Moreover, there is an intermediate instrument that lies between space strategies and space programmes – the technology roadmap – which ought to be fully leveraged at the European level. It could bridge the gap between envisioning the future and delivering capability. A technology roadmap structures the development of the required technologies to achieve long-term objectives. It is notably employed by NASA, which develops roadmaps and taxonomies to guide its priorities and investments in specific technical domains.1 Such documents identify, organize and prioritize the critical technologies needed to support future missions, thereby providing a coherent mapping of what developments and technological maturation sequences are required (even though, of course, a roadmap cannot anticipate political and policy upheavals).
Europe already has some analogous processes. Yet a more systematic integration of NASA-style approaches to technological road mapping – strongly linking roadmaps, technology classification and clear prioritization – could reinforce both the coherence and the impact of European efforts in the space sector.

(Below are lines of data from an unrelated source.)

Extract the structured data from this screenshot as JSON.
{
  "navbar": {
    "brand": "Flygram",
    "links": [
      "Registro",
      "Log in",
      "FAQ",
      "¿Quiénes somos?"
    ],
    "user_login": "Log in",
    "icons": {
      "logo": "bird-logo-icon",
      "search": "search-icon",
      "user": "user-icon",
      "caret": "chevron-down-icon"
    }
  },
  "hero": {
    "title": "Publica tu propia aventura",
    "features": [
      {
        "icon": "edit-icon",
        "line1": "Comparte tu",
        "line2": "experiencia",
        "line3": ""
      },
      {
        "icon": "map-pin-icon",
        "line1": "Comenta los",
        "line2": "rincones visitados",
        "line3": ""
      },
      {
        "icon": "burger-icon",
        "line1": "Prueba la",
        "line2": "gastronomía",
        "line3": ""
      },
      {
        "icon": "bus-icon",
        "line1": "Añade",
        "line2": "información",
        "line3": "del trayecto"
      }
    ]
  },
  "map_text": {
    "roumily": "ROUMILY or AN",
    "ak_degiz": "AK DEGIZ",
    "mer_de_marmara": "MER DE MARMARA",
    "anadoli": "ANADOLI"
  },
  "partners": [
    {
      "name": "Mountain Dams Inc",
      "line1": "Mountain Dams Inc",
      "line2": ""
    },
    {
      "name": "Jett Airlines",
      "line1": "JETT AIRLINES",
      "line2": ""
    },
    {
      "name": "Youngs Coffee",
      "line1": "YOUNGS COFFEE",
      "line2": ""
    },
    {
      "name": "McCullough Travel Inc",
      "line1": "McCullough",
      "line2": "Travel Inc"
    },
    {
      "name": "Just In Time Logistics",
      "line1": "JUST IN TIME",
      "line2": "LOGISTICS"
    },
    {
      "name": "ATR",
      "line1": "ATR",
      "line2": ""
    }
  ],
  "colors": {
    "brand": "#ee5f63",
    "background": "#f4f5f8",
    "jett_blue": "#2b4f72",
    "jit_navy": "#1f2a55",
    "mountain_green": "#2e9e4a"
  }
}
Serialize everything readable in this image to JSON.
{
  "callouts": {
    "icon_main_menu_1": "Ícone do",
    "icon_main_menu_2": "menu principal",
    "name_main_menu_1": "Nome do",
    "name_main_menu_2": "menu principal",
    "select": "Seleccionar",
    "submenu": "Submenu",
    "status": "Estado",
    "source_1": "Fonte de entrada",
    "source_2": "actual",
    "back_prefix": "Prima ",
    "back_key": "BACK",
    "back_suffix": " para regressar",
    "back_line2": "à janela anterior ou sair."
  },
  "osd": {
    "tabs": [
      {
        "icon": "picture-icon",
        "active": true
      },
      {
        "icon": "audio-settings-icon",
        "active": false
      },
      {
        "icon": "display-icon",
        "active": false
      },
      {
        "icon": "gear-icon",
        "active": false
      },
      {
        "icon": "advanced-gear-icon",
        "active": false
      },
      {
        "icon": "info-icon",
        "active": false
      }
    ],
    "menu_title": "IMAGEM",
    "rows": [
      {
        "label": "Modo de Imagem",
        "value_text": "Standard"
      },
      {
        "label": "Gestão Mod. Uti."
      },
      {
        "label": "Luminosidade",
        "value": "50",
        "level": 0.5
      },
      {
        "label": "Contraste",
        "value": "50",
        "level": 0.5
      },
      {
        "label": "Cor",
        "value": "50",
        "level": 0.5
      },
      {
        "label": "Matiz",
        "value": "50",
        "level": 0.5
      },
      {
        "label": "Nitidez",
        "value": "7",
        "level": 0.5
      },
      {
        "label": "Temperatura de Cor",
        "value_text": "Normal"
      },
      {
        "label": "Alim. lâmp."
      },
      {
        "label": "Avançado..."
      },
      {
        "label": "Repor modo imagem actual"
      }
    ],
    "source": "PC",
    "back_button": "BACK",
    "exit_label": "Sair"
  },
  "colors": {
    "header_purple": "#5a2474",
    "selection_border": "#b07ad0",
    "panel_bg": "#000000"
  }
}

The first few months of 2026 will give us an idea of what to take away from Europe’s autumn 2025 vision for strategic autonomy in space. Despite the encouraging signals, prudence remains essential, as the institutional and political harmony of European space activities is still at stake. The consolidation and implementation of the ambitions articulated in strategies and budgetary announcements do not circumvent the need for genuine reflection on the coordination of continental space policy and for careful attention to the actual follow-through. The high stakes at play are Europe’s strategic and ideological autonomy with regard to critical capabilities. While politics can accommodate rhetorical flourish, space technology never lies. Crises illuminate our dependencies, and it is precisely in their light that we are called to assert our independence.
Notes
1 Such as the latest NASA Technology Taxonomy 2024.↩
About the author
Alban Guyomarc'h is a researcher in space law and private international law at Paris-Panthéon Assas University and at Collège de France. He is also associate to the Chaire Espace of the Ecole Normale Supérieure, and an expert on the geopolitics of lunar exploration.